Michela Pandolfi e Giampiero Mughini si sono conosciuti 30 anni fa per lavoro. Lei era una costumista che lo contattò per aiutarlo nella scelta degli outfit per la partecipazione ad un programma in cui lavorava, “Mi chiamò la costumista che non conoscevo e mi disse che si voleva occupare di me. Io le dissi: ‘Cara amica, mi occupo io dei miei vestiti, io mi vesto come voglio” raccontava Mughini ricordando il primo incontro con la moglie Michela Pandolfi. “Michela è da 28 anni, forse anche di più, la mia compagna. E non mi dispiacerebbe farne altri 28 con lei. Lei è soffice come una piuma, io non voglio che mi rompano e lei non lo fa” ha raccontato.

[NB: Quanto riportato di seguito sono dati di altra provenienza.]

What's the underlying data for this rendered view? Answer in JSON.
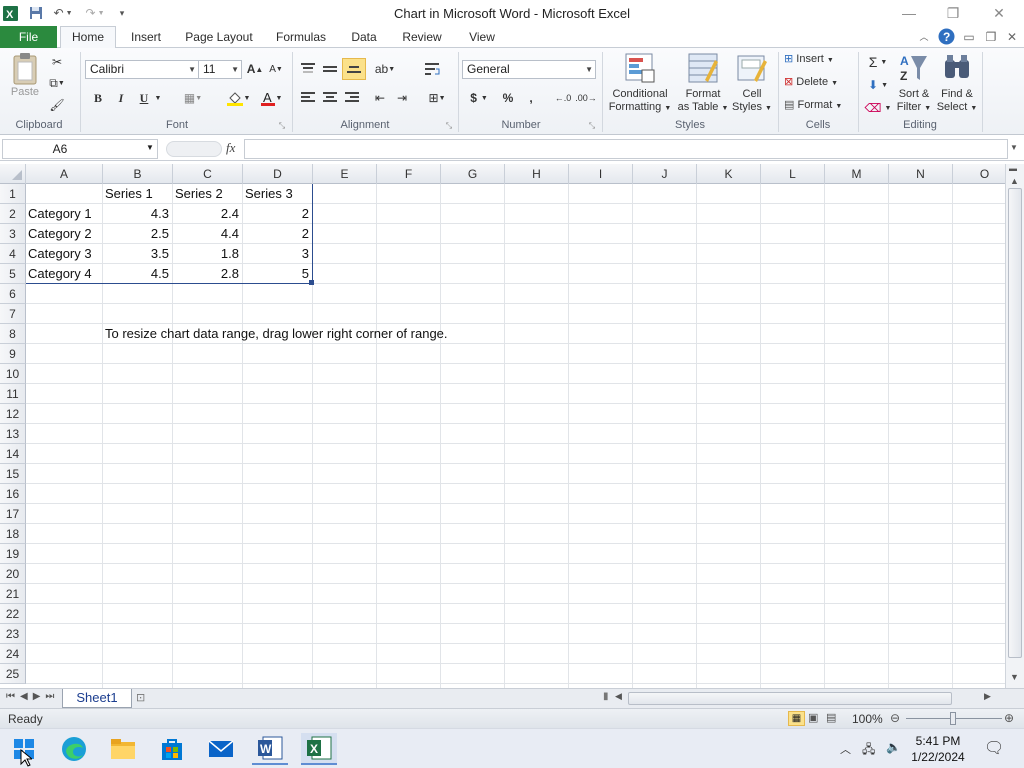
{
  "window": {
    "title": "Chart in Microsoft Word  -  Microsoft Excel"
  },
  "ribbon_tabs": [
    "File",
    "Home",
    "Insert",
    "Page Layout",
    "Formulas",
    "Data",
    "Review",
    "View"
  ],
  "clipboard": {
    "paste": "Paste",
    "group": "Clipboard"
  },
  "font": {
    "name": "Calibri",
    "size": "11",
    "group": "Font",
    "bold": "B",
    "italic": "I",
    "underline": "U"
  },
  "alignment": {
    "group": "Alignment"
  },
  "number": {
    "format": "General",
    "group": "Number",
    "currency": "$",
    "percent": "%",
    "comma": ","
  },
  "styles": {
    "conditional": "Conditional",
    "conditional2": "Formatting",
    "format_table": "Format",
    "format_table2": "as Table",
    "cell_styles": "Cell",
    "cell_styles2": "Styles",
    "group": "Styles"
  },
  "cells": {
    "insert": "Insert",
    "delete": "Delete",
    "format": "Format",
    "group": "Cells"
  },
  "editing": {
    "sort": "Sort &",
    "sort2": "Filter",
    "find": "Find &",
    "find2": "Select",
    "group": "Editing"
  },
  "formula_bar": {
    "name_box": "A6",
    "fx": "fx",
    "value": ""
  },
  "columns": [
    "A",
    "B",
    "C",
    "D",
    "E",
    "F",
    "G",
    "H",
    "I",
    "J",
    "K",
    "L",
    "M",
    "N",
    "O"
  ],
  "rows": [
    "1",
    "2",
    "3",
    "4",
    "5",
    "6",
    "7",
    "8",
    "9",
    "10",
    "11",
    "12",
    "13",
    "14",
    "15",
    "16",
    "17",
    "18",
    "19",
    "20",
    "21",
    "22",
    "23",
    "24",
    "25"
  ],
  "table": {
    "headers": [
      "Series 1",
      "Series 2",
      "Series 3"
    ],
    "rows": [
      {
        "label": "Category 1",
        "values": [
          "4.3",
          "2.4",
          "2"
        ]
      },
      {
        "label": "Category 2",
        "values": [
          "2.5",
          "4.4",
          "2"
        ]
      },
      {
        "label": "Category 3",
        "values": [
          "3.5",
          "1.8",
          "3"
        ]
      },
      {
        "label": "Category 4",
        "values": [
          "4.5",
          "2.8",
          "5"
        ]
      }
    ]
  },
  "note": "To resize chart data range, drag lower right corner of range.",
  "sheet_tab": "Sheet1",
  "status": {
    "ready": "Ready",
    "zoom": "100%"
  },
  "taskbar": {
    "time": "5:41 PM",
    "date": "1/22/2024"
  },
  "colors": {
    "file_tab": "#2b8a3e",
    "excel_green": "#1e7145",
    "selection_border": "#2c4d8f"
  }
}
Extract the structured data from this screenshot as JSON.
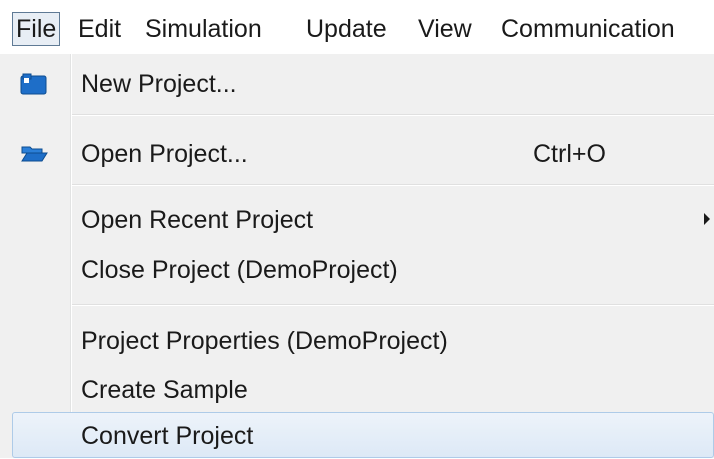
{
  "menubar": {
    "items": [
      {
        "label": "File"
      },
      {
        "label": "Edit"
      },
      {
        "label": "Simulation"
      },
      {
        "label": "Update"
      },
      {
        "label": "View"
      },
      {
        "label": "Communication"
      }
    ]
  },
  "file_menu": {
    "items": [
      {
        "label": "New Project...",
        "icon": "new-project-icon"
      },
      {
        "label": "Open Project...",
        "icon": "folder-open-icon",
        "shortcut": "Ctrl+O"
      },
      {
        "label": "Open Recent Project",
        "submenu": true
      },
      {
        "label": "Close Project (DemoProject)"
      },
      {
        "label": "Project Properties (DemoProject)"
      },
      {
        "label": "Create Sample"
      },
      {
        "label": "Convert Project",
        "highlighted": true
      }
    ]
  },
  "colors": {
    "menu_background": "#f0f0f0",
    "highlight_border": "#aecbe8",
    "highlight_fill": "#dde9f6",
    "icon_blue": "#1e6ec8"
  }
}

Michela Pandolfi è madre e nonna ma non tramite Giampiero Mughini, figli e nipoti arrivano infatti da una sua precedente relazione. Il giornalista e la Pandolfi, sposati da una trentina di anni, hanno infatti deciso di comune accordo di non avere figli poiché l’uomo si sentiva poco adatto al “mestiere” di padre.
Come detto precedentemente Mughini parla poco della compagna (preferisce questo termine a quello di “moglie”). Durante qualche rara apparizione in tv, i due hanno raccontato di avere una relazione molto solida, nonostante sia stata segnata da alcuni tradimenti. “Ci è voluto più di un anno anche perché ero sposata e avevo due figlie grandi. Poi, per lui, mi sono separata. All’inizio era solo un’amicizia, ci piaceva chiacchierare, andavamo al cinema di pomeriggio. Non pensavo al futuro. Anzi, non avevo nessuna attrazione per lui se non mentale. Gliene ho combinate tante visto che non mi interessava. Avrà pensato che fossi una stron*a e visto che gli sono sempre piaciute le stron*e, ne aveva una collezione, avrà pensato che lo fossi anch’io. Ma non lo ero. Sono una finta stron*a”, le parole di Michela Pandolfi.
Michela Pandolfi non nasconde di aver vissuto anche dei momenti difficili e alla domanda se Mughini sia sempre stato fedele, infatti, risponde: “Non è stato sempre fedele. Me l’ha detto lui. Parliamo di vent’anni fa. Forse non l’ho mai perdonato, ma non potevo mandarlo via di casa. Eravamo appena andati a convivere perché i primi dieci anni di relazione abbiamo vissuto in due case separate e lui dice che era per quello perché non aveva mai convissuto, che si era distratto. Si è giustificato con il trauma della convivenza, ma io non ci credo”.E sulla gelosia: “Non sono gelosa, lui apprezza la bellezza femminile, è un esteta. Pensi che in casa abbiamo anche la stanza delle pu**ane. È una stanza dove Giampiero conserva la letteratura erotica, le stampe, le illustrazioni di nudi femminili. È un esteta, una cosa di testa”.